840.4016/8–1745
The Czechoslovak Under Secretary of State for Foreign Affairs (Clementis) to the American Ambassador in Czechoslovakia (Steinhardt)76
Monsieur l’Ambassadeur: In your note of the 2nd inst.,77 on the instructions of your Government, you communicated to the Czechoslovak Minister for Foreign Affairs the text of an agreement reached by the Great Powers represented at the Berlin Conference regarding the transfer of Germans.
The Czechoslovak Government have accepted with gratitude the decision whereby the Great Powers represented at the Berlin Conference have agreed to the transfer of the German population from Czechoslovakia. By this decision the three Allied Great Powers have taken an important step towards the ensuring of peace in Central Europe.

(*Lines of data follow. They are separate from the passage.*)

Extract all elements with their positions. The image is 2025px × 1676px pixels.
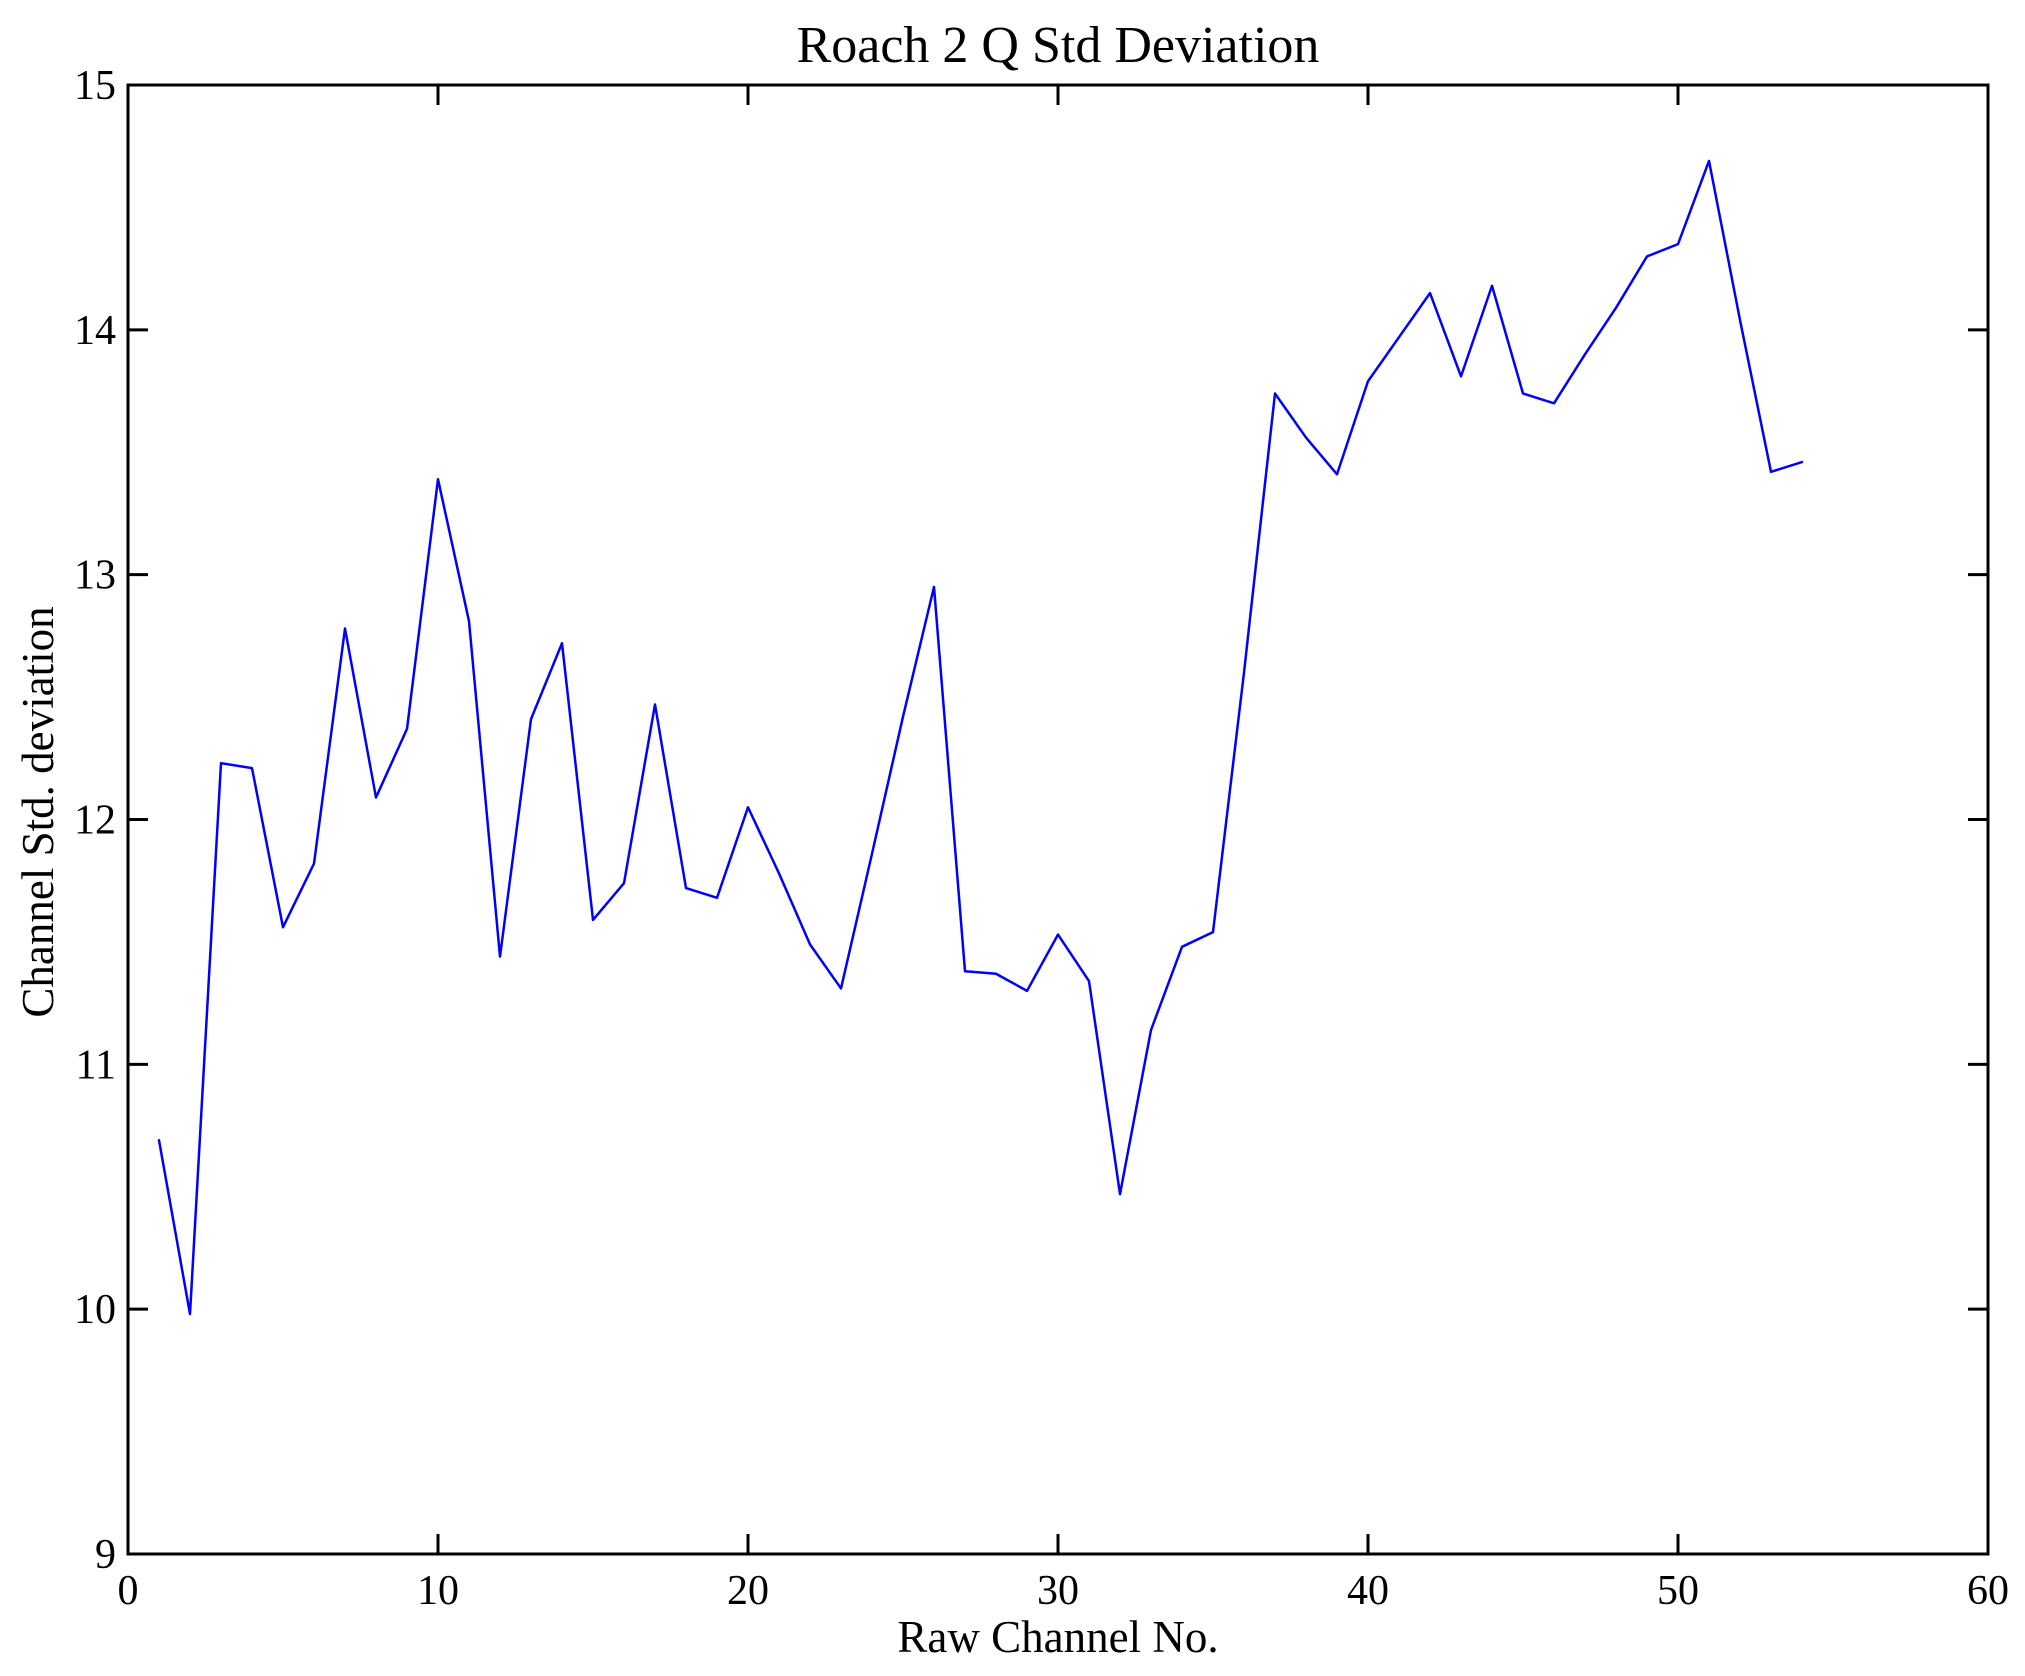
- y-tick-label: 13: [74, 553, 116, 599]
- y-tick-label: 9: [95, 1532, 116, 1578]
- tick-marks: [128, 85, 1988, 1554]
- chart-title: Roach 2 Q Std Deviation: [797, 17, 1320, 74]
- x-axis-label: Raw Channel No.: [897, 1612, 1218, 1662]
- y-tick-label: 11: [76, 1042, 116, 1088]
- x-tick-label: 10: [417, 1568, 459, 1614]
- x-tick-label: 60: [1967, 1568, 2009, 1614]
- y-tick-label: 10: [74, 1287, 116, 1333]
- tick-labels: 0 10 20 30 40 50 60 9 10 11 12 13 14 15: [74, 63, 2009, 1614]
- x-tick-label: 30: [1037, 1568, 1079, 1614]
- data-line: [157, 159, 1804, 1316]
- x-tick-label: 20: [727, 1568, 769, 1614]
- y-tick-label: 12: [74, 798, 116, 844]
- y-tick-label: 15: [74, 63, 116, 109]
- x-tick-label: 40: [1347, 1568, 1389, 1614]
- y-tick-label: 14: [74, 308, 116, 354]
- x-tick-label: 0: [118, 1568, 139, 1614]
- plot-box: [126, 83, 1990, 1556]
- x-tick-label: 50: [1657, 1568, 1699, 1614]
- y-axis-label: Channel Std. deviation: [13, 606, 63, 1017]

As they have stressed in their previous notes dealing with this matter, the Czechoslovak Government are convinced that peace in Central Europe could not be regarded as ensured and lasting if the minorities which participated to such an extent in the unleashing of this last war should be left within the state for the destruction of which they strove.
[Page 1270]The Czechoslovak Government equally welcome the fact that the Berlin Conference has already appointed an Allied organ to carry out this decision.
If the three Allied Great Powers agreed that the transfer should be carried out in an orderly and humane manner, they only thereby gave expression to the standpoint maintained by the Czechoslovak Government from the outset.
As the Czechoslovak Government took the liberty of informing you in their earlier communications, the whole administrative, economic, financial and social restoration and consolidation of the state are held back and partly even rendered impossible as long as the transfer is not effected. The Czechoslovak Government are, therefore, particularly interested that the Allied Council in Germany should accomplish the tasks with which it has been entrusted by the Berlin agreement on transfer in the shortest possible space of time so that, now that the harvest work is over, the transfer of the German population from Czechoslovakia might be started as soon as possible and carried out within a period of about one year. In order to make it easier for the Allied Control Council to execute its tasks in the matter of the transfer, the Czechoslovak Government are prepared to send to Berlin a delegation of experts with all the necessary material and appropriate proposals. The Czechoslovak Government would be grateful if the Government of the United States would kindly notify thereof their representative on the Control Council.
The Berlin agreement makes no mention of the exchange of the Hungarian population in Czechoslovakia for the Czechoslovak population in Hungary. If, however, the three Allied Great Powers, represented at the Berlin Conference, expressed their agreement with the transfer of Germans from Czechoslovakia, it may be presumed that these Great Powers also agree with the exchange of the Hungarian population, for in favour of this exchange and its quick accomplishment speak the same reasons, dictated by considerations for the ensuring of peace and quiet in Central Europe as well as by the urgent need for quick restoration and consolidation of the state from the administrative, economic, financial, social and other aspects, as in the case of the transfer of Germans from Czechoslovakia. The Czechoslovak Government, therefore, request that the Control Council in Budapest should be charged, with regard to the exchange of Hungarian population for Slovakian population, with tasks analogous to those entrusted to the Control Council in Berlin in the matter of the transfer of German population. The Czechoslovak Government are prepared to send to Budapest a delegation of experts analogous to that which they contemplate sending to Berlin.
[Page 1271]A similar note is being addressed to the representatives of the Government of the United Kingdom and USSR.